Sunday, March 30, 2008
In quick succession today came the news that Aloha airlines will be shutting down passenger service Monday and that the governor will ask the judge to delay the shutdown at a scheduled hearing Monday afternoon:
Gov. Linda Lingle said she will ask a bankruptcy judge not to allow Aloha Airlines to shut down until she is satisfied the airline "exhausted all possible avenues for continuing its operations."
If you would like to attend the hearing, here is the posted calendar for the case. Monday, 2 p.m., 3rd Floor of the
Correct location of Bankruptcy Court (thanks, anonymous commenter!) from their website:
The court is located in downtown Honolulu, on Bishop Street between Beretania and Hotel Streets, with entrances at both Union and Fort Street Malls. We are on the Lobby Level of 1132 Bishop, towards the glass doors in the north corner. You will be required to show a picture I.D. and pass through a metal detector. No electronic devices (cell phones, pagers, PDA's, etc.) are allowed on the premises. You may leave these items at the security desk and reclaim them when you leave.
United States Bankruptcy Court
District of Hawaii
1132 Bishop Street, Suite 250-L
Honolulu, HI 96813
You'll have to leave cellphones in their little filing cabinet before going in (or better, leave it in your car since no one supervises the file cabinet). The calendar below will be at this link only for a few days.
I am wondering if even a governor can compel an airline that has run out of money to continue operating. It should be an interesting, and very sad, hearing tomorrow. The articles note that over 1,900 employees and their families will be affected. They would normally be due 60 days notice if their jobs are to end. Update: this evening's news articles mention 3,500-3,550 full- and part-time employees.

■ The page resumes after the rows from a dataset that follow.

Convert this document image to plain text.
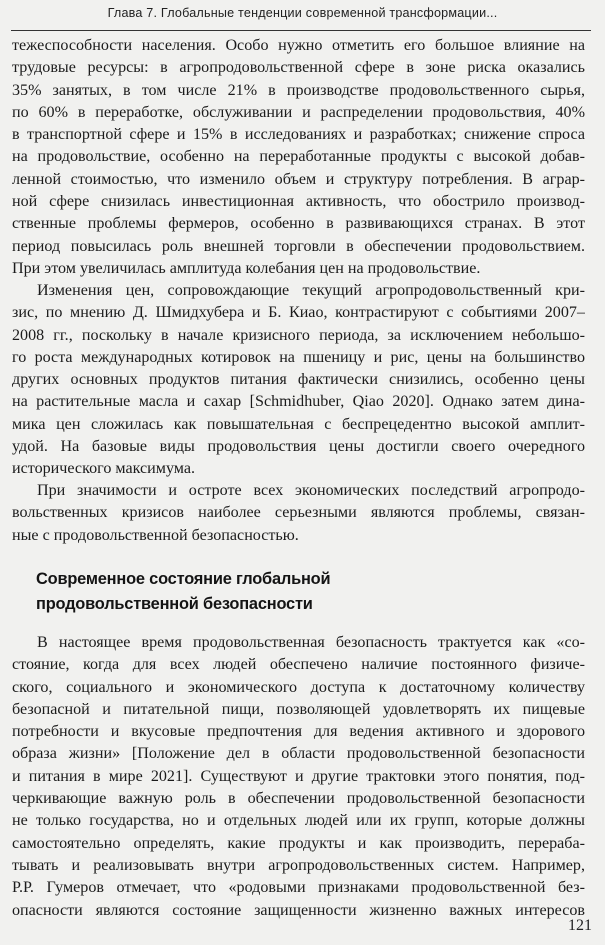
Глава 7. Глобальные тенденции современной трансформации...
тежеспособности населения. Особо нужно отметить его большое влияние на
трудовые ресурсы: в агропродовольственной сфере в зоне риска оказались
35% занятых, в том числе 21% в производстве продовольственного сырья,
по 60% в переработке, обслуживании и распределении продовольствия, 40%
в транспортной сфере и 15% в исследованиях и разработках; снижение спроса
на продовольствие, особенно на переработанные продукты с высокой добав-
ленной стоимостью, что изменило объем и структуру потребления. В аграр-
ной сфере снизилась инвестиционная активность, что обострило производ-
ственные проблемы фермеров, особенно в развивающихся странах. В этот
период повысилась роль внешней торговли в обеспечении продовольствием.
При этом увеличилась амплитуда колебания цен на продовольствие.
Изменения цен, сопровождающие текущий агропродовольственный кри-
зис, по мнению Д. Шмидхубера и Б. Киао, контрастируют с событиями 2007–
2008 гг., поскольку в начале кризисного периода, за исключением небольшо-
го роста международных котировок на пшеницу и рис, цены на большинство
других основных продуктов питания фактически снизились, особенно цены
на растительные масла и сахар [Schmidhuber, Qiao 2020]. Однако затем дина-
мика цен сложилась как повышательная с беспрецедентно высокой амплит-
удой. На базовые виды продовольствия цены достигли своего очередного
исторического максимума.
При значимости и остроте всех экономических последствий агропродо-
вольственных кризисов наиболее серьезными являются проблемы, связан-
ные с продовольственной безопасностью.
Современное состояние глобальной
продовольственной безопасности
В настоящее время продовольственная безопасность трактуется как «со-
стояние, когда для всех людей обеспечено наличие постоянного физиче-
ского, социального и экономического доступа к достаточному количеству
безопасной и питательной пищи, позволяющей удовлетворять их пищевые
потребности и вкусовые предпочтения для ведения активного и здорового
образа жизни» [Положение дел в области продовольственной безопасности
и питания в мире 2021]. Существуют и другие трактовки этого понятия, под-
черкивающие важную роль в обеспечении продовольственной безопасности
не только государства, но и отдельных людей или их групп, которые должны
самостоятельно определять, какие продукты и как производить, перераба-
тывать и реализовывать внутри агропродовольственных систем. Например,
Р.Р. Гумеров отмечает, что «родовыми признаками продовольственной без-
опасности являются состояние защищенности жизненно важных интересов
121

In addition to the direct job loss, the ripple effect of this shutdown through Hawaii's economy will probably be hard to predict.

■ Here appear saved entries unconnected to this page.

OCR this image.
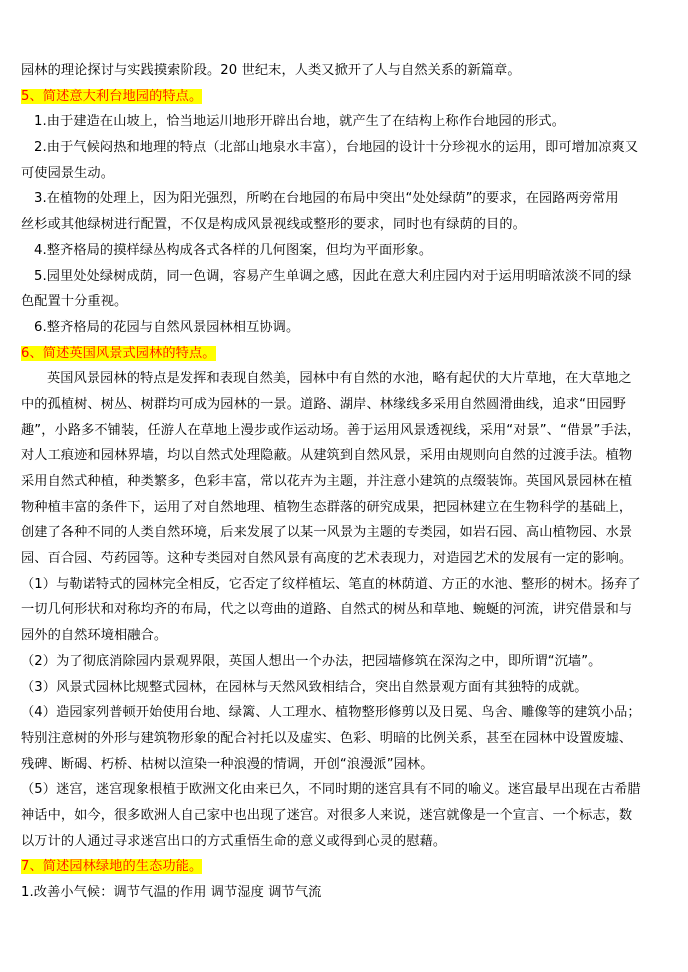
园林的理论探讨与实践摸索阶段。20 世纪末，人类又掀开了人与自然关系的新篇章。
5、简述意大利台地园的特点。
1.由于建造在山坡上，恰当地运川地形开辟出台地，就产生了在结构上称作台地园的形式。
2.由于气候闷热和地理的特点（北部山地泉水丰富），台地园的设计十分珍视水的运用，即可增加凉爽又
可使园景生动。
3.在植物的处理上，因为阳光强烈，所哟在台地园的布局中突出“处处绿荫”的要求，在园路两旁常用
丝杉或其他绿树进行配置，不仅是构成风景视线或整形的要求，同时也有绿荫的目的。
4.整齐格局的摸样绿丛构成各式各样的几何图案，但均为平面形象。
5.园里处处绿树成荫，同一色调，容易产生单调之感，因此在意大利庄园内对于运用明暗浓淡不同的绿
色配置十分重视。
6.整齐格局的花园与自然风景园林相互协调。
6、简述英国风景式园林的特点。
英国风景园林的特点是发挥和表现自然美，园林中有自然的水池，略有起伏的大片草地，在大草地之
中的孤植树、树丛、树群均可成为园林的一景。道路、湖岸、林缘线多采用自然圆滑曲线，追求“田园野
趣”，小路多不铺装，任游人在草地上漫步或作运动场。善于运用风景透视线，采用“对景”、“借景”手法，
对人工痕迹和园林界墙，均以自然式处理隐蔽。从建筑到自然风景，采用由规则向自然的过渡手法。植物
采用自然式种植，种类繁多，色彩丰富，常以花卉为主题，并注意小建筑的点缀装饰。英国风景园林在植
物种植丰富的条件下，运用了对自然地理、植物生态群落的研究成果，把园林建立在生物科学的基础上，
创建了各种不同的人类自然环境，后来发展了以某一风景为主题的专类园，如岩石园、高山植物园、水景
园、百合园、芍药园等。这种专类园对自然风景有高度的艺术表现力，对造园艺术的发展有一定的影响。
（1）与勒诺特式的园林完全相反，它否定了纹样植坛、笔直的林荫道、方正的水池、整形的树木。扬弃了
一切几何形状和对称均齐的布局，代之以弯曲的道路、自然式的树丛和草地、蜿蜒的河流，讲究借景和与
园外的自然环境相融合。
（2）为了彻底消除园内景观界限，英国人想出一个办法，把园墙修筑在深沟之中，即所谓“沉墙”。
（3）风景式园林比规整式园林，在园林与天然风致相结合，突出自然景观方面有其独特的成就。
（4）造园家列普顿开始使用台地、绿篱、人工理水、植物整形修剪以及日冕、鸟舍、雕像等的建筑小品；
特别注意树的外形与建筑物形象的配合衬托以及虚实、色彩、明暗的比例关系，甚至在园林中设置废墟、
残碑、断碣、朽桥、枯树以渲染一种浪漫的情调，开创“浪漫派”园林。
（5）迷宫，迷宫现象根植于欧洲文化由来已久，不同时期的迷宫具有不同的喻义。迷宫最早出现在古希腊
神话中，如今，很多欧洲人自己家中也出现了迷宫。对很多人来说，迷宫就像是一个宣言、一个标志，数
以万计的人通过寻求迷宫出口的方式重悟生命的意义或得到心灵的慰藉。
7、简述园林绿地的生态功能。
1.改善小气候：调节气温的作用 调节湿度 调节气流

FYI: not sure if they've moved this due to anticipated crowds, but the Bankruptcy Court is not in the Federal Building with the other federal courts.

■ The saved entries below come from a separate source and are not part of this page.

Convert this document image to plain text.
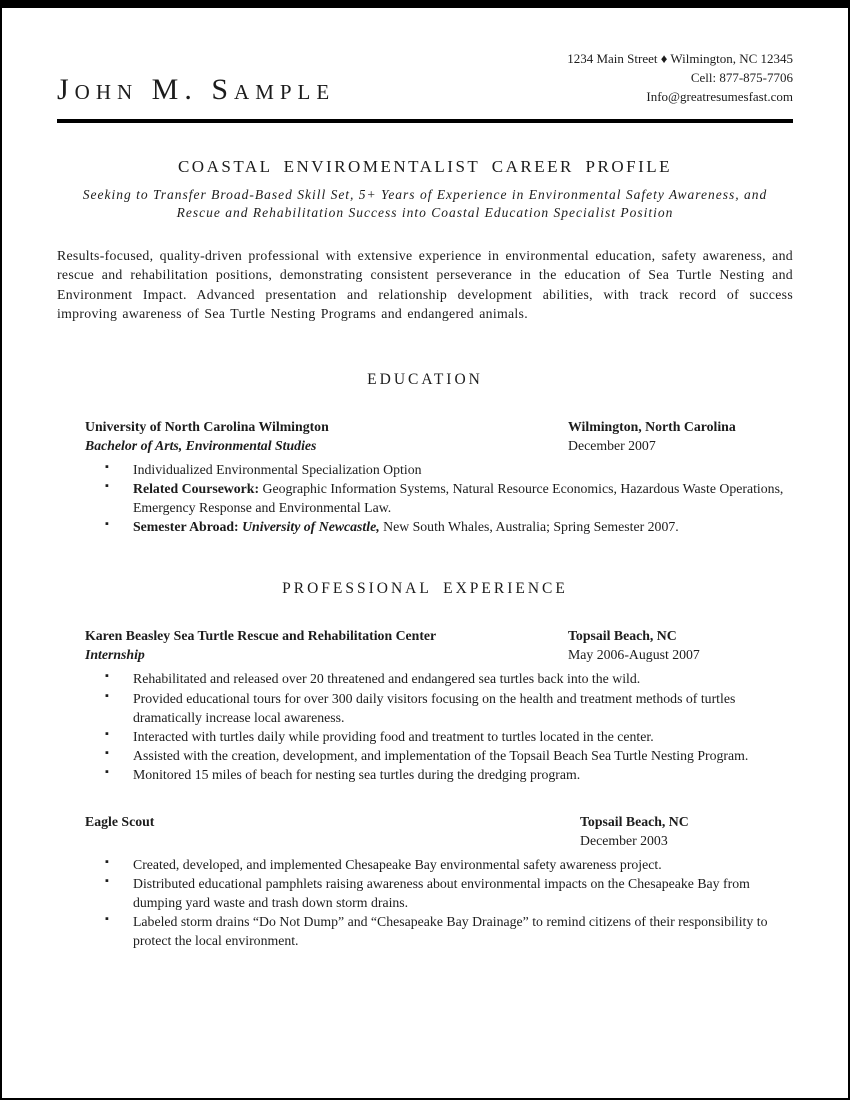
John M. Sample
1234 Main Street ♦ Wilmington, NC 12345
Cell: 877-875-7706
Info@greatresumesfast.com
COASTAL ENVIROMENTALIST CAREER PROFILE
Seeking to Transfer Broad-Based Skill Set, 5+ Years of Experience in Environmental Safety Awareness, and Rescue and Rehabilitation Success into Coastal Education Specialist Position
Results-focused, quality-driven professional with extensive experience in environmental education, safety awareness, and rescue and rehabilitation positions, demonstrating consistent perseverance in the education of Sea Turtle Nesting and Environment Impact. Advanced presentation and relationship development abilities, with track record of success improving awareness of Sea Turtle Nesting Programs and endangered animals.
EDUCATION
University of North Carolina Wilmington	Wilmington, North Carolina
Bachelor of Arts, Environmental Studies	December 2007
▪
Individualized Environmental Specialization Option
▪
Related Coursework: Geographic Information Systems, Natural Resource Economics, Hazardous Waste Operations, Emergency Response and Environmental Law.
▪
Semester Abroad: University of Newcastle, New South Whales, Australia; Spring Semester 2007.
PROFESSIONAL EXPERIENCE
Karen Beasley Sea Turtle Rescue and Rehabilitation Center	Topsail Beach, NC
Internship	May 2006-August 2007
▪
Rehabilitated and released over 20 threatened and endangered sea turtles back into the wild.
▪
Provided educational tours for over 300 daily visitors focusing on the health and treatment methods of turtles dramatically increase local awareness.
▪
Interacted with turtles daily while providing food and treatment to turtles located in the center.
▪
Assisted with the creation, development, and implementation of the Topsail Beach Sea Turtle Nesting Program.
▪
Monitored 15 miles of beach for nesting sea turtles during the dredging program.
Eagle Scout	Topsail Beach, NC
December 2003
▪
Created, developed, and implemented Chesapeake Bay environmental safety awareness project.
▪
Distributed educational pamphlets raising awareness about environmental impacts on the Chesapeake Bay from dumping yard waste and trash down storm drains.
▪
Labeled storm drains “Do Not Dump” and “Chesapeake Bay Drainage” to remind citizens of their responsibility to protect the local environment.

The fare war is a bit of a red herring.
Aloha sowed the seeds of their destruction when they changed the pricing and reservation system that we had for decades. It used to be that you could buy a coupon for a reasonable price make a reservation and show up for the flight or cancel it. You could decide on Thursday to take a weekend whether in Honolulu or Puna- for one price and not have to buy tickets weeks in advance to get a decent price or pay double to go to Maui or the Big Island.
Then Aloha stopped coupons and, more importantly, made you pick a day and time to fly weeks in advance and the longer you wanted the higher the rice would be.
People would fly all the time but don’t any more because if you decide Thursday to go Lahaina you don’t just pay double the $39 but $120 each way.
The only way to make money is to run fuller planes and get more volume, more passenger per plane. But now people only fly when they have to , not when they want to.
Stupid executives. Stupid decisions. That’s what doomed Aloha, not any predatory pricing by a new airline but their own new predatory pricing and reservation system that they foisted on the flying public.